Bonddad explains it all, here. And if you think that the Chinese will want to continue to prop us up by buying up our currency, or even be capable of propping us up, you might want to think again:

ALTHOUGH China likes most of its numbers to be big, it has been trying to reduce one of them: the size of the bad loans burdening its banks. A report this month by Ernst & Young, a big auditing and consulting firm, therefore came as quite a shock. Ernst & Young, which does plenty of work on the mainland, claimed that China's stock of non-performing loans (NPLs) added up to $911 billion. This is more than five-and-a-half times the latest government estimate of $164 billion, published in March. The report deemed the country's big four state-owned banks, which are trying to attract international investors, to be carrying $358 billion of bad loans, almost three times the official tally. The People's Bank of China, the country's central bank, quickly attacked the research as “ridiculous and barely understandable”. This week an embarrassed Ernst & Young withdrew it, admitting that it was “factually erroneous” and that it had somehow slipped through the firm's normal checks. Ernst & Young says it plans to publish a revised version in due course. The authorities' savage reaction is easy to understand. Other commentators and consultants have published estimates of China's NPLs ranging from $300 billion to $500 billion without attracting similar condemnation. Ernst & Young's estimate stood out not only for its size but also for its timing. The central bank's rebuttal came on the very day that Bank of China, the second of the big four to attempt a stockmarket listing in Hong Kong, began its investor roadshow. Bank of China plans to raise $9.9 billion, even more than the $9.2 billion pulled in by China Construction Bank, which was floated last October. A third big bank, Industrial and Commercial Bank of China, hopes for $10 billion in September. Awkwardly, Ernst & Young is this institution's auditor—and as such had subscribed to the official, much lower estimate of bad loans.

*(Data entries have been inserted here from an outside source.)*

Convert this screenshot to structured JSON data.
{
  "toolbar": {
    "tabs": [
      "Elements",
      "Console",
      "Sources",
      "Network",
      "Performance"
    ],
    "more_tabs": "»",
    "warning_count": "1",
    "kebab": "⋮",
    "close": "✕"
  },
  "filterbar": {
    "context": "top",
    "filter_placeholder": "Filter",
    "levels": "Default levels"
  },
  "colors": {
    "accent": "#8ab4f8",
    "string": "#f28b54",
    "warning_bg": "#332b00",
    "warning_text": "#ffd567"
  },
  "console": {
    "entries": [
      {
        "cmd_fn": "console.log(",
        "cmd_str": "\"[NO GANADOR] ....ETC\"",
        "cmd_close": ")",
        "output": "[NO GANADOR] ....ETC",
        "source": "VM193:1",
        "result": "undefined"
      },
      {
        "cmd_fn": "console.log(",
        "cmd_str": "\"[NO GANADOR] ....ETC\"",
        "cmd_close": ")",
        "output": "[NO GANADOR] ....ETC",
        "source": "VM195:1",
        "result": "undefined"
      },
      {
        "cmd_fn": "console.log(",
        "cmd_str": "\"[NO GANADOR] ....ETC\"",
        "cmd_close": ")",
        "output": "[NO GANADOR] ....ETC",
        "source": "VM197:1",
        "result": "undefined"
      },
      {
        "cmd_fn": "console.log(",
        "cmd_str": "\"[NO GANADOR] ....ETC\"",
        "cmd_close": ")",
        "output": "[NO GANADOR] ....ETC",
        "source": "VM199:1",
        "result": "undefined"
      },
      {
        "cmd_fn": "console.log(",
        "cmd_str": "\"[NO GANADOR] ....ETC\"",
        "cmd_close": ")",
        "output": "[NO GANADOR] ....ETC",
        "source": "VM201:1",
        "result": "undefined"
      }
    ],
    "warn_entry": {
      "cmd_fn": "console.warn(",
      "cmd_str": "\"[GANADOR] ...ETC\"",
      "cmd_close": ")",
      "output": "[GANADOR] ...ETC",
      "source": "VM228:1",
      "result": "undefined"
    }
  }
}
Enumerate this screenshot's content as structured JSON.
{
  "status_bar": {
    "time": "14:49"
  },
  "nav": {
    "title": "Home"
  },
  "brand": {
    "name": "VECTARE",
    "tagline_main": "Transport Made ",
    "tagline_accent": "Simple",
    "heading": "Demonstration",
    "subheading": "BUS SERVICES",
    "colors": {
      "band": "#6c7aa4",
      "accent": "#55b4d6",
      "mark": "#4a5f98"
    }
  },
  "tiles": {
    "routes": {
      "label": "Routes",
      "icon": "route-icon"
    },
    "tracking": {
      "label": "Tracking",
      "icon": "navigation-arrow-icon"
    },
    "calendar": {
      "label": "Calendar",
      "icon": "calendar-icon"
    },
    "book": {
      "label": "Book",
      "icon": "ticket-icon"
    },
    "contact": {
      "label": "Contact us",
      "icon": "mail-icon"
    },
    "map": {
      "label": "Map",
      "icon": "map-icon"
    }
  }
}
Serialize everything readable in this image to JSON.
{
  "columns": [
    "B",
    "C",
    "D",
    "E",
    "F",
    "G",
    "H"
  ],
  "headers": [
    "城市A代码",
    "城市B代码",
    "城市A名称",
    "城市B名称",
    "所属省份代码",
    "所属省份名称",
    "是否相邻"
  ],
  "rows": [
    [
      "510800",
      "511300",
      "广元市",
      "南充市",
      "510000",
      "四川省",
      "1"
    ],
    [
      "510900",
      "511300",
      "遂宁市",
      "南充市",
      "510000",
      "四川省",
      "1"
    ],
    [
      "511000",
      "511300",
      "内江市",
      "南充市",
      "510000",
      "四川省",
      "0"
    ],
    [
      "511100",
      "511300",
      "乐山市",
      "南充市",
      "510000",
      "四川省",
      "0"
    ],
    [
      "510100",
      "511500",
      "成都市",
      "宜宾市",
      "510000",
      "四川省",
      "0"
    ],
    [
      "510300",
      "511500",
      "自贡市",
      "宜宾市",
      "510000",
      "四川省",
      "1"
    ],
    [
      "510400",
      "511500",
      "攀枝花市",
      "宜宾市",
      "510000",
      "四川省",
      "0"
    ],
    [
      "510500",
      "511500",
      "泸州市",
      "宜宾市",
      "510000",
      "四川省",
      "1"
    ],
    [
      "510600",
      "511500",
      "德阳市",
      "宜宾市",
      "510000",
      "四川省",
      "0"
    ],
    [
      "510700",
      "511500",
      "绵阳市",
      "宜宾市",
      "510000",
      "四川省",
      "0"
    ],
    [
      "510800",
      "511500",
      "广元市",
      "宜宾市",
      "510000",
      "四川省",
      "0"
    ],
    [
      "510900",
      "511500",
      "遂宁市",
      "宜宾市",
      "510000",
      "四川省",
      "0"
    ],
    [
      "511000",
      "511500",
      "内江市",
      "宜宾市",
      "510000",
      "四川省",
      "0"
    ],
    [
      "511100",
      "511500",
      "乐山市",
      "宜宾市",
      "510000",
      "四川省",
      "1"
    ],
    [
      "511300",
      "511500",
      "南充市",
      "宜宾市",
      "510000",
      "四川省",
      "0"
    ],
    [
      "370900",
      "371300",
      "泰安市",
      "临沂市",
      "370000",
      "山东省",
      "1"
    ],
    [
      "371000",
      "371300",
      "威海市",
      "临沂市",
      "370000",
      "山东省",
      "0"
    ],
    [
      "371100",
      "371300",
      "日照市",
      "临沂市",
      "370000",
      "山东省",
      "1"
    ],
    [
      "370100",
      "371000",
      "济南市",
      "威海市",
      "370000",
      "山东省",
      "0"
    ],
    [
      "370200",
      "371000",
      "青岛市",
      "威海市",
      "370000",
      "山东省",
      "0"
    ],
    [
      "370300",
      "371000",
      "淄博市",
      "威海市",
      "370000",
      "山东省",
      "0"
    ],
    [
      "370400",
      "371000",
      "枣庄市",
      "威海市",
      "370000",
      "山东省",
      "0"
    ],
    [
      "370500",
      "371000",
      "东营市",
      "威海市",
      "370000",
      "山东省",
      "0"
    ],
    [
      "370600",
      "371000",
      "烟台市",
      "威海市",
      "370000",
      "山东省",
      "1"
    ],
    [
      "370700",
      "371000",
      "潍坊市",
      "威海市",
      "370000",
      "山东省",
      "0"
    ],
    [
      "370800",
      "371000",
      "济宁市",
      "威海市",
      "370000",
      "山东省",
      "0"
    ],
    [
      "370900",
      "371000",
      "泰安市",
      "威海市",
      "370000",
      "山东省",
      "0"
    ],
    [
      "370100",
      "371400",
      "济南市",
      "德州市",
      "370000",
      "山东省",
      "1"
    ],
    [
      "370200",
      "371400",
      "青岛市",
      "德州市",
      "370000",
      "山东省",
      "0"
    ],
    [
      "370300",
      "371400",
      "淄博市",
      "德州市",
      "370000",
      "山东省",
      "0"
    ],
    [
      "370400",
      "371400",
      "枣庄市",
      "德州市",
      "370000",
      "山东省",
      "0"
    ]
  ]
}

Bottom line: Try to dump as much of your debt as you can, while you can.


Comments:
I've been wondering what this means for Taiwan, especially with the United States bogged down in Iraq and the impending wider Middle East war. It's always seemed to me that they wouldn't dump their US debt if they figured that Taiwan was worth more to them.
 
Yeah, they may figure that owning Taiwan again is worth a few hundred billion in devalued US bonds.